Single mom Liz Helwick, Liz Helwick Commercial Real Estate, Gulfport, says the balancing act has gotten easier now that her children are older — 24, 18 and 16. When they were younger and she was just starting out in commercial real estate, it was much harder. One reason she picked the profession was the flexibility it provided to work her schedule around child care. Summer vacations from school and times when the children were sick were the most difficult.
“I remember one summer I actually worked out of my house the whole summer, and that was hard because the kids were always in and out,” Helwick said. “It was good for them, of course, but it was hard for me. But I always felt like they were my first responsibility. I wanted to stay at home with my kids. I didn’t choose a career. I was pretty much forced into it. I admire parents where one of them can stay at home with the kids. It is an admirable thing to do.”
Helwick advocates employers being sensitive to the needs of working parents, and puts that into action at her office. Her 24-year-old daughter brings her 10-month-old baby to work except for the two days a week when the father is off work and cares for the baby. Helwick also allowed another employee to bring her baby to work.
“Some work places frown on that,” Helwick said. “But I don’t think their heart is in the right place if they don’t want a baby at work. It is not good to put a child under a year old with a caregiver all day long. When they are little and are going to sleep a lot, you can work around them. I don’t think it takes away from the professionalism at all.”
Helwick has a sister who takes her baby to work at Stennis Space Center, which has a day care center. Workers can see their children during lunch or breaks, making it possible for mothers to continue breastfeeding.

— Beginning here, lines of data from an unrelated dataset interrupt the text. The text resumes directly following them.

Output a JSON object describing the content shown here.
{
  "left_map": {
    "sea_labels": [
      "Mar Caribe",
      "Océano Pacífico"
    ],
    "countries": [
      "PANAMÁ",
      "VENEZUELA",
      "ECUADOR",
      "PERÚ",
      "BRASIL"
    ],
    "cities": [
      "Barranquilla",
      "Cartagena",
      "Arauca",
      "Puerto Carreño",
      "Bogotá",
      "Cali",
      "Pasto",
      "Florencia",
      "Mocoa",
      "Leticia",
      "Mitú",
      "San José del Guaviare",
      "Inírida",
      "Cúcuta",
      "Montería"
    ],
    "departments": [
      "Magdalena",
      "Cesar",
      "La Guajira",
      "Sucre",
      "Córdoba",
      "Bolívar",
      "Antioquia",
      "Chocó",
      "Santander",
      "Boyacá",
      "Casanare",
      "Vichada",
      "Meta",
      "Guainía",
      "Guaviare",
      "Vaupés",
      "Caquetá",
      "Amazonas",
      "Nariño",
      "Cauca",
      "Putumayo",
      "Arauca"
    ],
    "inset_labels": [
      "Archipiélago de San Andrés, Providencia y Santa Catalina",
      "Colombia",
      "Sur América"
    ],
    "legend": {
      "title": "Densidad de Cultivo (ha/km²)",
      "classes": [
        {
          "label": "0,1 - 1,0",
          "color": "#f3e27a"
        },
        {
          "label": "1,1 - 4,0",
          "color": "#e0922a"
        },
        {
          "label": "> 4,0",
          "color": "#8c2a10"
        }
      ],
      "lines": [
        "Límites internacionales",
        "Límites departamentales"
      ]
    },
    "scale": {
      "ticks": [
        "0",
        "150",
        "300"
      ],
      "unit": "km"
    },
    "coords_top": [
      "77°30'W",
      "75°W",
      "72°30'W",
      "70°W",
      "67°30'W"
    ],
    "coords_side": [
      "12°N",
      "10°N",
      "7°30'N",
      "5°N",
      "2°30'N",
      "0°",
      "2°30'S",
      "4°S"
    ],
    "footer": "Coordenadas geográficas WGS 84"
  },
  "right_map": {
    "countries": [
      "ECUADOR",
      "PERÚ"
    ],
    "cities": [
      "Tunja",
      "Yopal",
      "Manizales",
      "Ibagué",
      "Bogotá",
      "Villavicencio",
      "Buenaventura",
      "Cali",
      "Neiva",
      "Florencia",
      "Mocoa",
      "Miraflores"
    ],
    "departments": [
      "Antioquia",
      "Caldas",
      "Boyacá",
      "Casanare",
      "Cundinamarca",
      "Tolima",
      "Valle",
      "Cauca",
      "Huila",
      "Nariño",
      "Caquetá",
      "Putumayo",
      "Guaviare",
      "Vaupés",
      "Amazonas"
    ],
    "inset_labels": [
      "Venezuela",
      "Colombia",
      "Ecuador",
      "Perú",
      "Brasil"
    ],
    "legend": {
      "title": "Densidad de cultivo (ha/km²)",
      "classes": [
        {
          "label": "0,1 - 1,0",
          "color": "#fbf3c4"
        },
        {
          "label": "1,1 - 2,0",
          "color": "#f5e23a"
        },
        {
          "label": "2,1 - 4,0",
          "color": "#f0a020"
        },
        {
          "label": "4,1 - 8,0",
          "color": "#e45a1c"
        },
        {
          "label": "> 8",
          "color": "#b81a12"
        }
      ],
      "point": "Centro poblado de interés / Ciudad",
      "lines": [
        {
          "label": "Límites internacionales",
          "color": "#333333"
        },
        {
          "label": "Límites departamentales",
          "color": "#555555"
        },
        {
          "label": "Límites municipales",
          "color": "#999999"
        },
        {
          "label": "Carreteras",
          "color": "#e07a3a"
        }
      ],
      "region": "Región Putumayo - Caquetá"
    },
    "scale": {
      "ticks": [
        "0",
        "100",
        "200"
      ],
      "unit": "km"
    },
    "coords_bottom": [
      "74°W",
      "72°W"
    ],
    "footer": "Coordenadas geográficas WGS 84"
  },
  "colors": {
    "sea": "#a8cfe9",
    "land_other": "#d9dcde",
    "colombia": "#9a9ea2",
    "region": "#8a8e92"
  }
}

An increasing number of single dads are facing the same issues that have been common for single moms for decades. Paul Kossman, an attorney in private practice and a part-time city prosecutor in Cleveland, has had custody of his three sons for a decade starting when they were toddlers.
“It is a blessing to live in a small town where I work two blocks from home, and one block from their schools,” Kossman said. “I can go home at a moment’s notice to transfer clothes from the washer to the dryer, stir a pot of slow-cooking food, do some cleaning during lunch, or do a little bit of grocery shopping. I work so close to home that it helps.”
Kossman admits, though, that sometimes he feels like a rubber band stretched so tightthat is about to break. Having paid support services would be great, but is too expensive for most working parents.
“If you are not able to hire a full-time maid, a full-time cook and full-time tutoring services for your children, things can be very challenging,” he said. “One way I do it is I don’t carouse. I am at home every night with my children except occasionally on weekends. I nose into their business at school, try to keep up with their social lives, and keep index cards for my children’s friends so I can track them down. The fact of the matter is that parenting takes vast amounts of time away from my professional life and, therefore, I immensely respect working mothers. I do spend less time at work because I spend time meeting the needs of my family. And I’m sure I’ve paid a price professionally for that.”
Kossman believes it is important for single parents to have a social life, even though that can be difficult in a small town especially with young children to care for. He joined a support group to combat the isolation.
“It is not a healthy way to live with three little toddlers and no social support, and I had sense enough to know that,” he said. “I joined a religiously- based single’s registry, and that has helped hugely to have very pleasing relationships. I would encourage any religious entity to maintain a discretely and tastefully administered single’s registry and to hold single’s weekends and other events. I’ve been able, with the help of religiously-inspired entities, to get a little social support. I wish all groups concerned with nurturing human beings would spend a little time nurturing the older single folks in their midst.”